Madam Robinson told the INQUIRER that the exercise is evil and should be abolished completely because everyone has the right to all of their organs created by God. She realized that the issue of FGM has become a “taboo” for most Liberians because people consider it to be a culture or a way of life especially for persons living in the hinterland of the country.
“The practice of FGM is one of the main factors that lead to hundreds of divorces in the country. I have talked with friends and family members who have been victimized from such practice and so we are going to call on our lawmakers to ensure that we have a law forbidding FGM in Liberia,” Madam Robinson asserted.
Commenting further, Madam Robinson explained that all human beings are made in the image and likeness of God and as such, everyone deserves all parts of his/her body and no one has the exclusive right to deny the rights of others.
The female activist acknowledged that there will be challenges ahead of the organization to ensuring that its objectives are met but they will not be frightened by any Chiefs, Zoes or elders who consider FGM as a common practice.
Madam Robinson narrated that some victims told her that as part of the initiation, the girls are taken to forests for initiation into the Sande Society for about three to six months at which time portions of their sexual organs are extracted and use traditional herbs to cure their wounds but at times most girls die in the process while others get seriously sick.
Activist Robinson indicated that FGM’s violation has two components. The first one has to do with health complications including problems during childbirth while the other has a physiological effect on the girl or woman.

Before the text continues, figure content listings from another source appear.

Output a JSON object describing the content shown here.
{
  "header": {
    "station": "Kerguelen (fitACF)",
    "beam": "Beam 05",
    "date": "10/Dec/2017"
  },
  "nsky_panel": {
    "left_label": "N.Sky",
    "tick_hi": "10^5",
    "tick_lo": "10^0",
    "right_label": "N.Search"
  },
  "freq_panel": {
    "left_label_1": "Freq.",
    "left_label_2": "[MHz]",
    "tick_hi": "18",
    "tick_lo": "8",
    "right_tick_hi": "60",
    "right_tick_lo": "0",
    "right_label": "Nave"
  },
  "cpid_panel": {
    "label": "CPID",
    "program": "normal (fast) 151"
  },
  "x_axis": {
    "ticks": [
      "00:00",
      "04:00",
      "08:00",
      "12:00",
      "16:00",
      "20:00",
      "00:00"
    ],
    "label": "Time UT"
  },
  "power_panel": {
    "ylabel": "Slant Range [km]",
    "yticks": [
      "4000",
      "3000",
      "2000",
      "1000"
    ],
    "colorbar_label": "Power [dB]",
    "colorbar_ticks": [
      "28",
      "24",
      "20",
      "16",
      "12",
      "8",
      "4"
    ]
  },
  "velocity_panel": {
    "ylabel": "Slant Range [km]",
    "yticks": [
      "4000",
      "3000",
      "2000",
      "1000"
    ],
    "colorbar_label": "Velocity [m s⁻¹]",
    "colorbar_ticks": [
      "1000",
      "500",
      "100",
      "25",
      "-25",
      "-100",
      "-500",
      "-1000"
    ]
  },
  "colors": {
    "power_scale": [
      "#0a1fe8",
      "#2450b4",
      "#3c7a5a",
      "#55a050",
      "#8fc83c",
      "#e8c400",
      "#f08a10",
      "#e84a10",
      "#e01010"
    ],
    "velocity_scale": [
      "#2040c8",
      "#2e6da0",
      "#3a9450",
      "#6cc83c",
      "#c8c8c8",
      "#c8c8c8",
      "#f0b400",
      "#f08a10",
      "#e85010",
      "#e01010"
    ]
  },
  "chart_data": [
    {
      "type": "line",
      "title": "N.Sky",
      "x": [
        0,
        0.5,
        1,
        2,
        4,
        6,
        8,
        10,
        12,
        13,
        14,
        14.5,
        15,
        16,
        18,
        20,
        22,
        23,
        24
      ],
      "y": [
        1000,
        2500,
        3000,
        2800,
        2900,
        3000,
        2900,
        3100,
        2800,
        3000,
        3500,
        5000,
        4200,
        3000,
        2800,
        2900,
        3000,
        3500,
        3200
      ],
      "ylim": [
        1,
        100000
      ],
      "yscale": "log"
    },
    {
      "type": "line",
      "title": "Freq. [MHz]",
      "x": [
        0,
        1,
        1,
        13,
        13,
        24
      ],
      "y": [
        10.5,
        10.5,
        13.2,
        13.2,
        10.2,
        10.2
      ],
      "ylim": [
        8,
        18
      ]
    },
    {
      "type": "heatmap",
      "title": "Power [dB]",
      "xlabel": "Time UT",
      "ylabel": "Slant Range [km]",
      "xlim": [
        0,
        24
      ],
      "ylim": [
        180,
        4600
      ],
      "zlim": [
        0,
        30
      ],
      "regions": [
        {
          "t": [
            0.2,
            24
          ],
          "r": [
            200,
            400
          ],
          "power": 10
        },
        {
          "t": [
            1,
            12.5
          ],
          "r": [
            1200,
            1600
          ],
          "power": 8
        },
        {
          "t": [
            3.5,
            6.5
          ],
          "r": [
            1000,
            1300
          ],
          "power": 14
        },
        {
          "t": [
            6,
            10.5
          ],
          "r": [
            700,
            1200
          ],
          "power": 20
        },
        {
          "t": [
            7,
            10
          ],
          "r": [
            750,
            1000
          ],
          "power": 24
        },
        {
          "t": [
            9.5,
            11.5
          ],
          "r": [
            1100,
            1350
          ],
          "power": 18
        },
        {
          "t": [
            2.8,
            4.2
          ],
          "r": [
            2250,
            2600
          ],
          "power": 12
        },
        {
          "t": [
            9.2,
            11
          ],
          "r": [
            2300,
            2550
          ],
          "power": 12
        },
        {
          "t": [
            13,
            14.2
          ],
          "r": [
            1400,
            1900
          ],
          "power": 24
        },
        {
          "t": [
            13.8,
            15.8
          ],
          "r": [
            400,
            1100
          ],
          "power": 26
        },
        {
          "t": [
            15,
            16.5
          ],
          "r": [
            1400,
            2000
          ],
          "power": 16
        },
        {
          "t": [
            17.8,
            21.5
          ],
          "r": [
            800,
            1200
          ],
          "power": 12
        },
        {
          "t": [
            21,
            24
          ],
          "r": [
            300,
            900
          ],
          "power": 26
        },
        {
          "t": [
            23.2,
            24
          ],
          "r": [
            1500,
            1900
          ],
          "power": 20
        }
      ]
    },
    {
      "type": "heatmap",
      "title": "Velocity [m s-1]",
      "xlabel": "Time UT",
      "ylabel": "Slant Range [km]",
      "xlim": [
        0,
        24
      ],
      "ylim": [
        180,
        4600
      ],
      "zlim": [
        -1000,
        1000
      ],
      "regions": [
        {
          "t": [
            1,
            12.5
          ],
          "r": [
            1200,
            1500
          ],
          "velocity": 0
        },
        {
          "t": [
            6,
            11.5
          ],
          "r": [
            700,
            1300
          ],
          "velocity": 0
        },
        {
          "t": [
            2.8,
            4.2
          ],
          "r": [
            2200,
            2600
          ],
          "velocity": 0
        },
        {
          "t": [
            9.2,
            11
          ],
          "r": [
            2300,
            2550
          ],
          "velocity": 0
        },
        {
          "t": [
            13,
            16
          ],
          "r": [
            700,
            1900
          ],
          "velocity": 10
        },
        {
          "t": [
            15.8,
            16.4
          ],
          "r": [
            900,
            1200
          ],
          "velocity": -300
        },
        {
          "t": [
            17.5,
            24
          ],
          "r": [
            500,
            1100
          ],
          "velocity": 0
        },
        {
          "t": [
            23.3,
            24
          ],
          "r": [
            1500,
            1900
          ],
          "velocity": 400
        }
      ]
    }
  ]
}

The International Day of Zero Tolerance to Female Genital Mutilation was observed on February 6 each year to make the world aware of Female Genital Mutilation (FGM). According to data from the World Health Organization (WHO), an estimated 120 to 140 million women have been subject to this harmful practice and 3 million girls continue to be at risk each year. FGM is also recognized as a violation of human rights internationally.